村田 そうです。大学1、2年生の頃から始めましたが、私は暇そうな店を選んでいるせいか、アルバイトしている店が閉店することも結構あるんです。それで他の店長に呼ばれたり、ファミレスで働いてみたり、これを機に専業作家としてやってみようかなと思って執筆が全然進まなくてまたコンビニで働いたり、ということを繰り返していました。
――コンビニで働いていたほうが執筆が進むそうですね。
村田 そうです。週3日働いているんですが、バイトが入っている日のほうが執筆も進むんです。だから編集さんに「もっとバイトの日を増やしてください」と言われてしまって(笑)。
アルバイトが入っていない日は、家にいてもさぼってしまうんです。家だとゴロゴロしながら空想に没頭してしまうんですが、それは小説を書くこととは全然違っていて。自分の中では小説を書くことはすごく現実的な行為で、ゴロゴロして空想している状態ってリアルとは程遠い状態なんですよね。だからコンビニで働いて、強制的にリアルな世界に自分を連れていかないと駄目なんです。コンビニがない日も英会話を入れたり、外で打ち合わせをしたり、お医者さんを入れたり、カフェで書いてみたりと、無理やり外に行く用事を作っています。身体を外に持っていけば仕事をするんです。

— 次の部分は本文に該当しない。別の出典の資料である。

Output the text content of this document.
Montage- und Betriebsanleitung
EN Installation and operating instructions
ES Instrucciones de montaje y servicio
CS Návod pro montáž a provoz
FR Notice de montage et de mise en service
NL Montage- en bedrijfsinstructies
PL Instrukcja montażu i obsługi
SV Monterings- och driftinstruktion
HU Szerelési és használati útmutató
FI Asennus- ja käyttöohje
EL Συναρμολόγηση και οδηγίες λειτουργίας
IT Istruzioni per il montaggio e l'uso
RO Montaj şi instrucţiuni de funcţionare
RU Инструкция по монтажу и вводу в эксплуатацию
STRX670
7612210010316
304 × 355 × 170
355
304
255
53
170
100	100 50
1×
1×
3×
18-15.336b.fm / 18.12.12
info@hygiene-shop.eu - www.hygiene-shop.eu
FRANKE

――あれ、前に自宅とは別にお仕事場を持っていましたよね。
村田 持っていました。仕事場があればもっと仕事をするんじゃないかと思って。でも、仕事の机とパソコンと、本が多少あるくらいの簡素な部屋で、あの部屋が待ってて小説を書かなきゃいけないと思うと、なんか出社拒否みたいになってしまって。前の道を通るのも辛い感じになってしまい、結局引き払いました。安い部屋だったんですけれど、あれは人生最大の無駄遣いでした。でも仕事部屋が向いていないということが分かってよかったです。